Swatch si scusa per la pubblicità «occhi a mandorla» dopo le proteste in Cina

Il gruppo orologiero Swatch ha ritirato una campagna pubblicitaria dopo accuse di razzismo in Cina per aver usato stereotipi razzisti sugli occhi delle persone asiatiche. In un'immagine della campagna si vede un modello asiatico che con le dita tira i suoi occhi indietro e verso l'alto, un gesto noto come degli «occhi a mandorla». L'idea è stata fortemente criticata in Cina, in particolare online, ha reso noto oggi l'agenzia Reuters.

Swatch si è scusata tramite il suo account Instagram e ha annunciato che la campagna è stata ritirata a livello mondiale: «Trattiamo questa questione con la massima importanza e abbiamo immediatamente rimosso tutti i materiali correlati in tutto il mondo. Ci scusiamo sinceramente per qualsiasi disagio o incomprensione che ciò possa aver causato». Il messaggio è stato condiviso anche in cinese sul social Weibo.

Ma le scuse non sono riuscite a placare la polemica. Swatch «teme solo per i suoi profitti», ha detto un utente di Weibo. «Puoi scusarti, ma io non ti perdonerò», o ancora: «Guadagnano soldi da noi e continuano a discriminare i cinesi.
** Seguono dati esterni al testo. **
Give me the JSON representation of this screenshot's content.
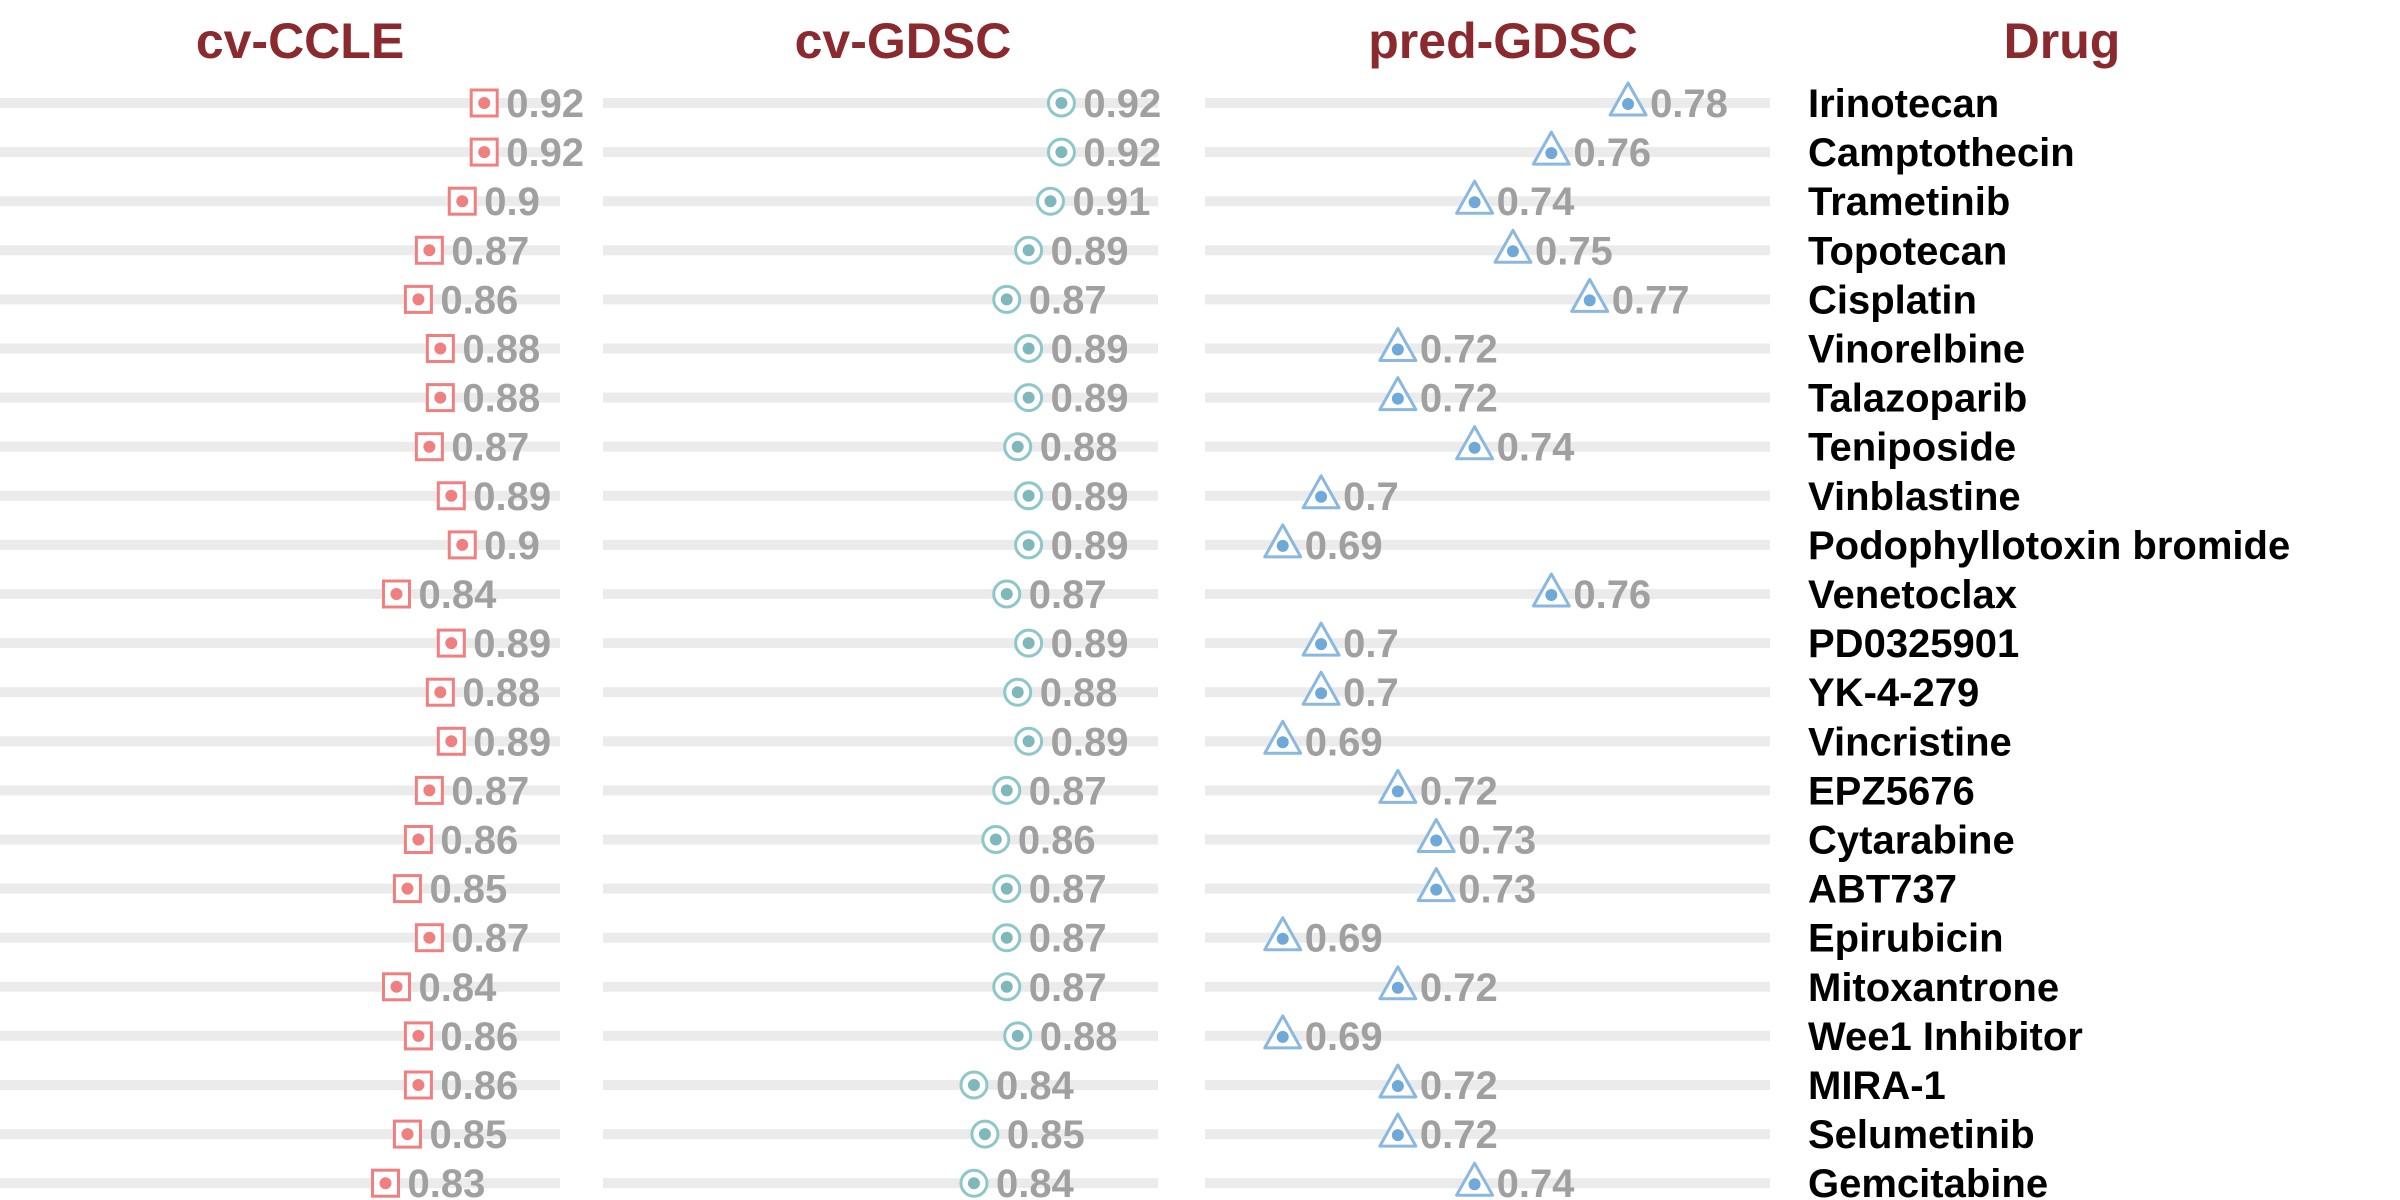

Saremmo senza spina dorsale se non lo boicottassimo dalla Cina», ha detto un altro utente di Weibo.
Il gruppo Swatch, che comprende anche i marchi Omega, Longines e Tissot, è fortemente dipendente dall'Asia, mercato in cui ha già subito una contrazione lo scorso semestre. La quota sul fatturato totale della regione Cina, Hong Kong e Macao è scesa in 18 mesi dal 33% al 24%. Per il secondo semestre di quest'anno l'azienda si aspetta un lieve miglioramento.
Negli ultimi anni i consumatori cinesi hanno organizzato boicottaggi contro ciò che è ritenuto un insulto alla loro cultura o una minaccia agli interessi nazionali. Nel 2021 si è verificato un diffuso boicottaggio cinese nei confronti di marchi di moda globali come H&M, Nike e Adidas, dopo che questi avevano espresso preoccupazione per presunte violazioni dei diritti umani nella provincia dello Xinjiang. L'anno scorso, alcuni hanno tentato di boicottare il negozio di abbigliamento giapponese Uniqlo dopo che l'azienda aveva dichiarato di non rifornirsi di cotone proveniente dallo Xinjiang.
Anche la casa di moda italiana Dolce & Gabbana è stata oggetto di un simile boicottaggio nel 2018, dopo aver pubblicato video che mostravano una modella cinese che usava goffamente le bacchette per mangiare cibo italiano. I suoi prodotti sono stati ritirati dai siti di e-commerce cinesi e il marchio ha annullato la sua sfilata di moda a Shanghai perché i critici hanno affermato che la pubblicità raffigurava le donne cinesi in modo stereotipato e razzista.